Hal-hal tersebut/ child abuse, yang akan menjadi kajian dalam makalah ini. Semoga nantinya dapat memberi pengetahuan yang luas dan memberikan manfaat yang positif.

B.     Rumusan Masalah
1.      Apakah pengertian child abuse?
2.      Bagaimanakah assesmant terhadap child abuse?
3.      Apasajakah gejala-gejala child abuse?
4.      Bagaimanakah keluarga yang disfungsi itu?


C.    Tujuan Masalah
1.      Mengetahui pengertian child abuse.
2.      Menjelaskan assesment terhadap child abuse.
3.      Mengidentifikasi gejala-gejala child abuse.
4.      Menjelaskan keluarga yang disfungsi.

BAB II
PEMBAHASAN

A.    PENGERTIAN CHILD ABUSE (PERLAKUAN SALAH PADA ANAK)

1.      Istilah-istilah child abuse
Istilah child abuse dalam bahasa Indonesia diterjemahkan sebagai perlakuan yang salah/kejam terhadap anak, yang sering dilakukan oleh orang lain dan umumnya dilakukan oleh orang dewasa.
Kata “abuse” sendiri memiliki banyak arti antara lain: 1.Penyalahgunaa, salah pakai. 2.perlakuan kejam, siksaan. 3.makian. 4.menyalahgunakan. 5.memperlakukan dengan kasar/kejam/keji. 6.memaki-maki, mencaci/caci. 7.menghianati. (Echols & Shadily, 1975).
Kata “child” paling mudah diartikan sebagai “anak”. Demi keluwesan dalam tulisan ini menggunakan “anak” dirangkaikan dengan istilah penyalahgunaan (anak) dan tetap digunakan istilah child bila masih memakai kata abuse karena terasa lebih enak didengar dan tidak aneh karena menggabungkan dua kata dari bahasa yang sama. Selain itu pemahaman apa yang dimaksud dengan anak, yaitu seseorang dianggap masuk dalam kategori anak bila secara hukum belum dinyatakan sebagai dewasa. Biasanya seseorang dianggap dewasa bila telah berusia 17 tahun/ sudah menikah. Usia dibawahnya masih dianggap sebagai anak-anak dan harus mendapatkan perlindungan dan perlakuan semestinya sebagai anak.
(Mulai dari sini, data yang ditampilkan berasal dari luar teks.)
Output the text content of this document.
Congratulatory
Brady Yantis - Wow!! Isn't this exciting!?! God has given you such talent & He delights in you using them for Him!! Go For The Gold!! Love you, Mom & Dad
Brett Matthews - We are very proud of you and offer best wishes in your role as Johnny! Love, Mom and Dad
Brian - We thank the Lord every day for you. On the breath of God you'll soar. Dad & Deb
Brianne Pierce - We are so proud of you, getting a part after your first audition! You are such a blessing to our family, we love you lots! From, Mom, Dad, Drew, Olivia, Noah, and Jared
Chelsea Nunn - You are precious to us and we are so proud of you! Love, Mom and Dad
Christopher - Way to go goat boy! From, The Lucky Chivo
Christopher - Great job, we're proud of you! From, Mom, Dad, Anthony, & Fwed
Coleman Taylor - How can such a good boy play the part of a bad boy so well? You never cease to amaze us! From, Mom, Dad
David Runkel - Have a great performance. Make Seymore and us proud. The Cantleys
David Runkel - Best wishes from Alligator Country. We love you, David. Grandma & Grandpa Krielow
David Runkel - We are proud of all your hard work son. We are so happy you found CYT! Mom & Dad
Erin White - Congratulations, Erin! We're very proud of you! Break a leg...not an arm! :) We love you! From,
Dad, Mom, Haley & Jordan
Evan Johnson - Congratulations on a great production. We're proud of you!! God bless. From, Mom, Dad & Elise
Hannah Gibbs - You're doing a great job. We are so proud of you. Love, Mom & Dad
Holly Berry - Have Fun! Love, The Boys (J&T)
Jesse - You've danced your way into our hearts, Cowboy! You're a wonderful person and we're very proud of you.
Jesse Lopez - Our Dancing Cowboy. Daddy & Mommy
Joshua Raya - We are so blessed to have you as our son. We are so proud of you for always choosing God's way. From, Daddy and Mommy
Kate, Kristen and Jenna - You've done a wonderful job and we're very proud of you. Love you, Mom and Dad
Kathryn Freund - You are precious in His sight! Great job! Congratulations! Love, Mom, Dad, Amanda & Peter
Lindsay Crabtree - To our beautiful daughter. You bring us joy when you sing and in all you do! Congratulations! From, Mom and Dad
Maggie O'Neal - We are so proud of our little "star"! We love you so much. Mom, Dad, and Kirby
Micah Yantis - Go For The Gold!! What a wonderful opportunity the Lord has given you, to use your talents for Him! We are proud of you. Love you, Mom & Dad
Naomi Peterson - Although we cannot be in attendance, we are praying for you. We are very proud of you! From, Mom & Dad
2.      Kategori child abuse
Pengertian dari berbagai abuse menurut America  Medican Association (1999) dan Keluarga.Org (2000) adalah sebagai berikut:
a.       Physical abuse (perlakuan salah secara fisik), adalah ketika anak mengalami pukulan, tamparan, gigitan, pembakaran, atau kekerasan fisik lainnya. Biasanya berlangsung dalam waktu yang lama/ tindakan yang dilakukan dengan niat menyakiti fisik anak seperti: menendang, mengigit, menenggelamkan anak dalam air, menyulut tubuh anak dengan rokok, mengikat, tidak memberi makan dan sebagainya.
b.      Sexual abuse (perlakuan salah secara seksual), adalah ketika anak diikut sertakan dalam situasi seksual dengan orang dewasa atau anak yang lebih tua. Anak biasanya tidak dipaksa kedalam situasi seksual, sebaliknya mereka dibujuk, disogok, ditipu seperti: menyentuh atau mencium organ kemaluan anak, menyuruh anaj menyentuh alat vital orang lain, memeksa anak berhubungan seks, menjadikan anak obyek pornografi, menceritakan anak cerita jorok dan sebagainya.
c.       Neglect (diabaikan/dilalaikan), adalah ketika kebutuhan-kebutuhan dasar anak tidak dipenuhi. Kebutuhan-kebutuhan tersebut meliputi kebutuhan makanan bergizi, tempat tinggal yang memadai, pakaian, kebersihan, dukungan emosional, cinta dan afeksi, pendidikan, keamanan, serta medis.
d.      Emotional abuse ( perlakuan salah secara emosi), adalah ketika anak secara teratur diancam, diteriaki, dipermalukan, diabaikan, disalahkan atau salah penanganan seperti: membuat anak menjadi lucu, memanggil namanya, dan selalu dicari-cari kesalahaannya dan sebagainya sehingga membuat anaak menjadi tidak berharga.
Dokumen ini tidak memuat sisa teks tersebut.